William M. Sikov, M.D., from the Miriam Hospital and Alpert Medical School of Brown University in Providence, R.I., and colleagues randomized women with operable stage 2 or 3 triple-negative breast cancer to receive either standard neoadjuvant chemotherapy alone (108 patients) or standard neoadjuvant chemotherapy plus bevacizumab (110 patients), carboplatin (113 patients), or both bevacizumab and carboplatin (112 patients). The researchers found that, at surgery, four to eight weeks after completion of neoadjuvant treatment, in the standardized chemotherapy alone group, cancer had been eliminated from the breast in 42 percent of patients and from the breast and lymph nodes in 39 percent. The proportions increased to 50 and 43 percent, 53 and 49 percent, and 67 and 60 percent, respectively, with the addition of bevacizumab, carboplatin, and bevacizumab and carboplatin.

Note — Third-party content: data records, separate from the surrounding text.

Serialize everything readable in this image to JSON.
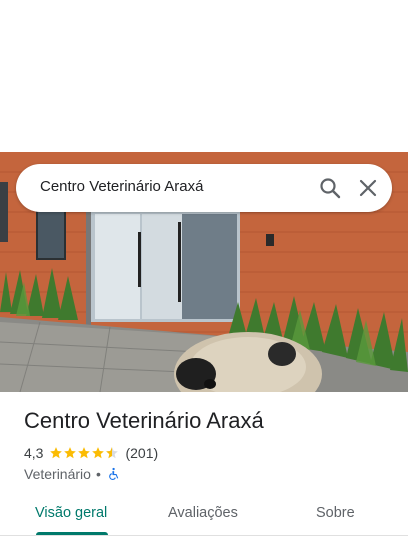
{
  "search": {
    "query": "Centro Veterinário Araxá"
  },
  "place": {
    "title": "Centro Veterinário Araxá",
    "rating": "4,3",
    "rating_value": 4.3,
    "reviews": "(201)",
    "category": "Veterinário",
    "separator": "•"
  },
  "tabs": [
    {
      "label": "Visão geral"
    },
    {
      "label": "Avaliações"
    },
    {
      "label": "Sobre"
    }
  ],
  "colors": {
    "accent": "#00796b",
    "star": "#fbbc04",
    "accessible": "#1a73e8"
  },
  "icons": {
    "search": "search-icon",
    "close": "close-icon",
    "accessible": "wheelchair-icon"
  }
}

Hope S. Rugo, M.D., from the University of California San Francisco Helen Diller Family Comprehensive Cancer Center, and colleagues randomized women with breast cancer to the veliparib plus carboplatin regimen in combination with paclitaxel or to paclitaxel followed by anthracycline-based chemotherapy (control) before surgery. The researchers found that the pathologic complete response rate for patients with triple-negative breast cancer was 52 percent for veliparib, carboplatin, and paclitaxel followed by anthracycline-based chemotherapy, compared with 26 percent for control-treated patients.
"These results predict that the veliparib/carboplatin regimen is highly likely to be superior to the control regimen for triple-negative breast cancer in a phase III trial," Rugo said in a statement.
The Sikov study was partially funded by Genentech. Unrestricted funding for the I-SPY 2 trial in the Rugo study was partially provided by pharmaceutical companies.